Line 1 in the example above defines the controller. The property max_ports=1 is recommended as it limits the number of virtqueues created per controller, reduces PCI scan time, and interrupt processing time. Line 2 names the serial device and its associated host pipe resource. It is necessary to use virtconsole
rather than virtio-serial-port
because max_ports=1
sets the upper limit for port index to 0, and QEMU associates port 0 with virtual console specifically. Line 3 defines the pipe resource on the host (chardev=
on line 2 should be the same as id=
on line 3). A socket can be in either client (as shown) or in server mode (refer to the QEMU documentation for details).
Write operations on a virtio serial port whose host resource is not connected will lose information, read operations on such resource will block. Beware that malfunctioning host program connected to the resource (not returning from a read-write operation) may block entire QEMU, but this is not a Harvey limitation.
The native 9p under QEMU has limitation that it cannot work with an arbitrary host program which would serve 9p on its standard input/output. Using virtio serial ports for 9p makes it possible. In this example we use ufs
to serve a host directory via 9p over a virtio serial port, but any other compliant program can be used. Host file system access over virtio serial ports is generally slower and less stable than over native 9p.
Define a Unix socket in client mode, like shown in the example above. Before starting QEMU with Harvey, make sure that ufs
is serving the desired host directory:
rm -f /tmp/vc02
$HARVEY/util/ufs -ntype=unix -addr=/tmp/vc02 -root=/tmp -debug=1 &
nppid=$!
sleep 1
The virtio serial port device limitation (no way to know actual number of information provided in the read buffer) makes it impossible (at least with existing devmnt) to directly mount a virtqueue file: devmnt validates the 9p messages received, and at least with Rversion, it rejects messages whose actual (returned by read) length differs from the length encoded in the first 4 octets.
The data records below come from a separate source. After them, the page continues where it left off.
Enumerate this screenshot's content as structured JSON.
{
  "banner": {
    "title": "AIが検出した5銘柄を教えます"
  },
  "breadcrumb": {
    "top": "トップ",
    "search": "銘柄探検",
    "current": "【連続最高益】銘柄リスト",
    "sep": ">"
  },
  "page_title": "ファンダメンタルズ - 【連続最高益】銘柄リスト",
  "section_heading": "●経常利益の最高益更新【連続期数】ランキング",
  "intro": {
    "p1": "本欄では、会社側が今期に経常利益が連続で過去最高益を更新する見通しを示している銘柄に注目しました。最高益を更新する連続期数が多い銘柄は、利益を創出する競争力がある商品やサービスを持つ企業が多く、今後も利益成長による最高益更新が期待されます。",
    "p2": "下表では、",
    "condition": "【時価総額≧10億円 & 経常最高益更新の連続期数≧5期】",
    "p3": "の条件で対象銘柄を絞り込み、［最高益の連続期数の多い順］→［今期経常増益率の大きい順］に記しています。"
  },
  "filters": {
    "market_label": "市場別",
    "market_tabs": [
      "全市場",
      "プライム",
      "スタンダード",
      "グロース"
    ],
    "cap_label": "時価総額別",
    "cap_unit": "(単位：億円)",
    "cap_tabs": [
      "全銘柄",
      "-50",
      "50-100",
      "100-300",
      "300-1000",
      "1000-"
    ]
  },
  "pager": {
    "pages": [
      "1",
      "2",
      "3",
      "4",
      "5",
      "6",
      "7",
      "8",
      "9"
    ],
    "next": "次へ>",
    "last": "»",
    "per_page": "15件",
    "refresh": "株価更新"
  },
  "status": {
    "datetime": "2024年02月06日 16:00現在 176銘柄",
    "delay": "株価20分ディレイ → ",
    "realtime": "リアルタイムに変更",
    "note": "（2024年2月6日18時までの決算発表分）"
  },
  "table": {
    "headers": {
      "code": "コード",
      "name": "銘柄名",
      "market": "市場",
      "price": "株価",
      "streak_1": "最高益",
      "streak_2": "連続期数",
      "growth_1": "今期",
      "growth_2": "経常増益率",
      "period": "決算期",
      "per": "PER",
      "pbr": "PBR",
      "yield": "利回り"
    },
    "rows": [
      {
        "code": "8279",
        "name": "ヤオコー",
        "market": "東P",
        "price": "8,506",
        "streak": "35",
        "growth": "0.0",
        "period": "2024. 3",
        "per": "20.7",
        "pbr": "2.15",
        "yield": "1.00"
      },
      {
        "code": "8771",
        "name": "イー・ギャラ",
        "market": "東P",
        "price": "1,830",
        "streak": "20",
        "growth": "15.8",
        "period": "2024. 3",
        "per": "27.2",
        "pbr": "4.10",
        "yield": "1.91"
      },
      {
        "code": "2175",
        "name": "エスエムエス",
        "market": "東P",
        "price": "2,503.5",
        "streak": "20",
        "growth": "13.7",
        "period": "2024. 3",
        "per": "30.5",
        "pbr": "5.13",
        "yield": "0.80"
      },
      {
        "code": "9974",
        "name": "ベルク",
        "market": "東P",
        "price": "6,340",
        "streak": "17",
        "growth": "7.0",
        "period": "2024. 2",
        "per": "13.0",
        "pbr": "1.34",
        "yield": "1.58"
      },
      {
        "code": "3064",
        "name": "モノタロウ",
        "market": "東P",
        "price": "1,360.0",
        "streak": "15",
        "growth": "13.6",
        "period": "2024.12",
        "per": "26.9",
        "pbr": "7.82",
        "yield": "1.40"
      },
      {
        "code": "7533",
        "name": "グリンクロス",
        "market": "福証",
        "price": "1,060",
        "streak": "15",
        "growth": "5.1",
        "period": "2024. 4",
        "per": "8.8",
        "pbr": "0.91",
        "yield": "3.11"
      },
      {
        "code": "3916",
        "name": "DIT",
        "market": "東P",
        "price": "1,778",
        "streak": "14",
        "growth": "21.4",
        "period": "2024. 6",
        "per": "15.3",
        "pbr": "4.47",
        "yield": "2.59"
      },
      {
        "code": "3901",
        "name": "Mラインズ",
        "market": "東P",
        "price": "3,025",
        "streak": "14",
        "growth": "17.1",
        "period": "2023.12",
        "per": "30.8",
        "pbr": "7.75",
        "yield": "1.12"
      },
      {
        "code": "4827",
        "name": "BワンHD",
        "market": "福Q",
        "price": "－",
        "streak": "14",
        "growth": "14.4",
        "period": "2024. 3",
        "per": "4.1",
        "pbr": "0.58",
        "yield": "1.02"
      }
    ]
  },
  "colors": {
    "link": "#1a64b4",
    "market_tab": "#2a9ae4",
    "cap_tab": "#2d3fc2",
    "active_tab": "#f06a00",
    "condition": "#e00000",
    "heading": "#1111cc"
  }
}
A very simple userland program, 9pvpxy
(9p virtio proxy) was added to Harvey to enable proper 9p message handling that works around the said device limitation. The program takes a single parameter with the virtio serial port virtqueue file name, and no other options. From the kernel standpoint, this program forms a 9p server over its standard input/output which makes it possible to work with srv
and mount
as shown below:
srv -e '9pvpxy /dev/virtcon/virtio-console-2' vc2
mount -c -n /srv/vc2 /mnt/xxx
After these commands, the host directory served by ufs
on the host side is visible under the mountpoint chosen on the guest side.
It might be technically possible to modify the driver for the '#9' device to work with virtio serial port virtqueues as well, keeping both mechanisms under the kernel hood. On the other hand, virtio serial ports can be viewed as a generic guest-host pipes usable for various purposes (e. g. the Spice remote guest viewer uses them as control channels). It is more logical to expect userland programs on both sides communicating over such pipes rather than to restrict them for filesystem services within the kernel only. Future usage practice will show the correctness of such assumption.